Inside Oberlin
Our Place in History

The United States Supreme Court will soon hear two University of Michigan cases that will determine the constitutionality of affirmative action in the college admissions process. Knowledge of Oberlin's experience might be instructive as this important question is deliberated.

Upon its founding in 1833, Oberlin opened its doors to men and women, thereby inventing coeducation. A year later, the trustees decided to enroll African Americans. Oberlin
was not the first institution to matriculate African Americans (Princeton, Union, and Bowdoin had one or two black graduates by 1834), but Oberlin did do something new: it made central to its mission the education of black, white, male, and female students together. Why Oberlin's trustees took this path will never be entirely clear, and we know that their motives were not entirely noble. But knowing their motivation is far less important than acknowledging the results.

As early as the 1830s, Oberlin had discovered that bringing together students with different backgrounds and experiences brought about learning and positive social change.
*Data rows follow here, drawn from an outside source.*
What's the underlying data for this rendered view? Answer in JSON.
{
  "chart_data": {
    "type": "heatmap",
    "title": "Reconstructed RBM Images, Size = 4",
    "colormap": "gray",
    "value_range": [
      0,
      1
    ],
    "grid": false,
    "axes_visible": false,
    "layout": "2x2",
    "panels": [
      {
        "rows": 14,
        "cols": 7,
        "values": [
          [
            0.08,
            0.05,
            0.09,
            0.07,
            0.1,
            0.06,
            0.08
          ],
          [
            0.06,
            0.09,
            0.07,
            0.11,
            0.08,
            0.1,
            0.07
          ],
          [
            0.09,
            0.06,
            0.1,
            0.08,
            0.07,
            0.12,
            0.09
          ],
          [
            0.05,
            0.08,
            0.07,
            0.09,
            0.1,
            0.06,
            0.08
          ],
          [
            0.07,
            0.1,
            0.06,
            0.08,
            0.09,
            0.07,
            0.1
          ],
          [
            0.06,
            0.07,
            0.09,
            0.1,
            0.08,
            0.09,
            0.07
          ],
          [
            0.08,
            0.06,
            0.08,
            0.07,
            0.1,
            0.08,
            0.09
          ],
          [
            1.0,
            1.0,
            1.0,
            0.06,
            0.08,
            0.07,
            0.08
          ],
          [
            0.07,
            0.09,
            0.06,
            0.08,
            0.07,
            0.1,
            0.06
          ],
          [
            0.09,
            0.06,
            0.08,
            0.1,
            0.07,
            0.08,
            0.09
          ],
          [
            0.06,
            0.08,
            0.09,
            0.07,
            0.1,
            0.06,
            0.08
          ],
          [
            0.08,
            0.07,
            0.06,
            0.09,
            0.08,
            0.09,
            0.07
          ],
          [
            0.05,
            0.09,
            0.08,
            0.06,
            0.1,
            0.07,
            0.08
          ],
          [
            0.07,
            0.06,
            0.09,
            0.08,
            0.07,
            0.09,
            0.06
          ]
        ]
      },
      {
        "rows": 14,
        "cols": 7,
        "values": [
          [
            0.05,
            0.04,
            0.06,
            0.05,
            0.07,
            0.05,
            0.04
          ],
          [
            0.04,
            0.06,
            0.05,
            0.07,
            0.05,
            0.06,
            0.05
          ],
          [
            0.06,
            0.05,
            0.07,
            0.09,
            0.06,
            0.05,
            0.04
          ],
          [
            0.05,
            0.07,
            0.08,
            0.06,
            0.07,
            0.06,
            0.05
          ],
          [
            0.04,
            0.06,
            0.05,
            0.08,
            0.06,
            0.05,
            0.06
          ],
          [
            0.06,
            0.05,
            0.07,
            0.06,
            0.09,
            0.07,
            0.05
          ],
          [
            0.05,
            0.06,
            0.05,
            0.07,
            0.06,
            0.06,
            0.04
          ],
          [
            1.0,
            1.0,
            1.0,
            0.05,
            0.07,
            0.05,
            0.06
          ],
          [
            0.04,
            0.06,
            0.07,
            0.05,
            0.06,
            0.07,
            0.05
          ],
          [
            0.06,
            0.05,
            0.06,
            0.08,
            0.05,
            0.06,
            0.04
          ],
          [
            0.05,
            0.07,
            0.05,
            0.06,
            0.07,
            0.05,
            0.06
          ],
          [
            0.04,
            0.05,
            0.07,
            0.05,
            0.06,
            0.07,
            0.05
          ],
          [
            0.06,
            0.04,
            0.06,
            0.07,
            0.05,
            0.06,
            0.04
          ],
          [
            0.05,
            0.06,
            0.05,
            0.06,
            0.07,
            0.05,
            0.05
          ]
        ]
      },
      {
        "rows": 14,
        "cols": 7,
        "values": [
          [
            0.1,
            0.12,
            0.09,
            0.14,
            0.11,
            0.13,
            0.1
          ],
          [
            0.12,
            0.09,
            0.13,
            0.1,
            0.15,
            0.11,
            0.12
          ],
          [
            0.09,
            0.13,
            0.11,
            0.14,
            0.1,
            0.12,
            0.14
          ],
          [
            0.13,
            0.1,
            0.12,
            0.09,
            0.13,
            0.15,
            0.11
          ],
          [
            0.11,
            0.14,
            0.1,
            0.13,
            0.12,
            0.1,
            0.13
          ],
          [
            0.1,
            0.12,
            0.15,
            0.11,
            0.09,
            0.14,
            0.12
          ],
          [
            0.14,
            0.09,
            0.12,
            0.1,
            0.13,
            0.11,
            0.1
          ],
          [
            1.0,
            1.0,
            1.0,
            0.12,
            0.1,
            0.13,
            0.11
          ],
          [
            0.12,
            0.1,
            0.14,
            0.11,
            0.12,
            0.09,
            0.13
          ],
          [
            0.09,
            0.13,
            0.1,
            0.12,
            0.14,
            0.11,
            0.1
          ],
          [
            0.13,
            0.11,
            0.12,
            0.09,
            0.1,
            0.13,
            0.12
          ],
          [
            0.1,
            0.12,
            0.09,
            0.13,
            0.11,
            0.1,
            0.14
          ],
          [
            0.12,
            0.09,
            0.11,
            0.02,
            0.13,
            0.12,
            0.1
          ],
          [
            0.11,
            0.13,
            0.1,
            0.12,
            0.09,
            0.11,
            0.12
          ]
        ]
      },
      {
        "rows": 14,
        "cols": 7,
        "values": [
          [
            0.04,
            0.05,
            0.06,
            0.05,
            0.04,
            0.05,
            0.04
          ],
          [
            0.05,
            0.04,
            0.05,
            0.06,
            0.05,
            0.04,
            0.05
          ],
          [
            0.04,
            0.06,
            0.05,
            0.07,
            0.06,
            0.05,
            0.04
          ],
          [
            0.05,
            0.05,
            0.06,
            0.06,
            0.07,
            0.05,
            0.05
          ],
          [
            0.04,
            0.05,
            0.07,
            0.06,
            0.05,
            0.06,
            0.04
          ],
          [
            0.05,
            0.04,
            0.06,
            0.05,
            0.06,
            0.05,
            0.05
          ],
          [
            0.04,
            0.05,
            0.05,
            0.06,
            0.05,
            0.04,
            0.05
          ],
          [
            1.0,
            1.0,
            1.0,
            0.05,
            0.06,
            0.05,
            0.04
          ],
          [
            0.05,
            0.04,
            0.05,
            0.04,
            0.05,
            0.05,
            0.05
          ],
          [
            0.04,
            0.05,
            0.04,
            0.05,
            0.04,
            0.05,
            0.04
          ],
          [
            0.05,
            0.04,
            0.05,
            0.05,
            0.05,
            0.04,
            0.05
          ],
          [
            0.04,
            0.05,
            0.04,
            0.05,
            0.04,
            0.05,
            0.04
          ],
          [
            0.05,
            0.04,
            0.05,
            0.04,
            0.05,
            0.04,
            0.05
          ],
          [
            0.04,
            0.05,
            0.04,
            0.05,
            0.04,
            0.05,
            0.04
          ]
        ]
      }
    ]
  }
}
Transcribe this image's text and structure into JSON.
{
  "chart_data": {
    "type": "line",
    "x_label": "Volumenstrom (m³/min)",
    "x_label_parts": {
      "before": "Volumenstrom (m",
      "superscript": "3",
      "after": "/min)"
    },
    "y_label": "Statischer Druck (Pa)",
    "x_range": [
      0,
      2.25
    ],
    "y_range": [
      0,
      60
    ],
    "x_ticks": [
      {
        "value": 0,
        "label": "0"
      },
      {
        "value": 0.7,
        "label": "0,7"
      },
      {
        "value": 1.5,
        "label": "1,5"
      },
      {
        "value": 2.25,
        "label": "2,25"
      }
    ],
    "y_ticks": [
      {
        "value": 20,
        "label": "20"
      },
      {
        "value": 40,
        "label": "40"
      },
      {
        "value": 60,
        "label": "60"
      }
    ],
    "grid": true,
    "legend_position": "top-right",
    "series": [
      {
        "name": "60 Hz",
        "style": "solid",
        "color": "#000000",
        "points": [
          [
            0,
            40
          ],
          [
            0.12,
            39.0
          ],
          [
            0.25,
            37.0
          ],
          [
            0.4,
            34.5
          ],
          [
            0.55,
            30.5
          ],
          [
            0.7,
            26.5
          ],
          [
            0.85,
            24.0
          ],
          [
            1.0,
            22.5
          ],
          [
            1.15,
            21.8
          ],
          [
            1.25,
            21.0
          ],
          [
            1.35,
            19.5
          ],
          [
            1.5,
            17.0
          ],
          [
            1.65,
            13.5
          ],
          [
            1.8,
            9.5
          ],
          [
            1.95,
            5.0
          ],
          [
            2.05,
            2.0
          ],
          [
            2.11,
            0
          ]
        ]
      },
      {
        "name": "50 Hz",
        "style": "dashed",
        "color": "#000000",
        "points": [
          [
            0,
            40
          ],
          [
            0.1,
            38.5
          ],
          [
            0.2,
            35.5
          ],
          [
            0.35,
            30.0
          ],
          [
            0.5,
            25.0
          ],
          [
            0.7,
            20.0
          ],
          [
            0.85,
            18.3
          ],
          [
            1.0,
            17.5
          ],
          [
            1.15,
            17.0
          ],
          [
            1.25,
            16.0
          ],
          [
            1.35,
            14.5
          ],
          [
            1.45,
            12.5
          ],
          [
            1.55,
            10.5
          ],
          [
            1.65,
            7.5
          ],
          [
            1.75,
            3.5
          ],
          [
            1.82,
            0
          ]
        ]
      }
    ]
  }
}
The College's history clearly illustrates how a diverse student body, in and of itself, can enrich the education of every student.

In the three decades before the Civil War, Oberlinians distinguished themselves by their abhorrence of slavery and their abolitionist zeal. In the years of war and reconstruction, Oberlin led all American colleges and universities in the number of students and alumni who helped establish schools and colleges for freedmen throughout the American South. Long before the Civil Rights Movement reached the consciousness of most white Americans, Oberlin students--black and white--recognized and acted to redress racial inequality at the College, in the town, and elsewhere in the nation.

Oberlin's history also illustrates the importance of an ongoing affirmative commitment to interracial education: throughout the 19th century, Oberlin granted fully one-half of all baccalaureate degrees awarded to African Americans. After the establishment of black colleges and universities in the South late in the 19th century, Oberlin could claim, well into the 20th century, to have graduated one-third of all African Americans who earned bachelors' degrees.

Oberlin has retained its commitment to inclusion and diversity throughout its history. Few campuses are as accepting of difference as ours. Like most of America's leading colleges and universities, we use race as one of many factors in our admissions process. We do this to ensure that Oberlin continues to be a richly inclusive and diverse academic community. We also practice affirmative action to help redress the still-prevalent social and economic inequalities in American life that are rooted in race.

Oberlin must continue to lead the way in speaking out in favor of affirmative action and the racial, ethnic, and socioeconomic diversity that it helps ensure throughout higher education. The educational benefits brought about by diversity of all kinds--religious, political, intellectual, and racial--assume heightened importance at this moment in our history. As our country and others prepare for war, it is especially important that students learn there are different ways of seeing, experiencing, and thinking about the world, and that there are ways to both appreciate and respect each others' differences and respectfully negotiate our disagreements.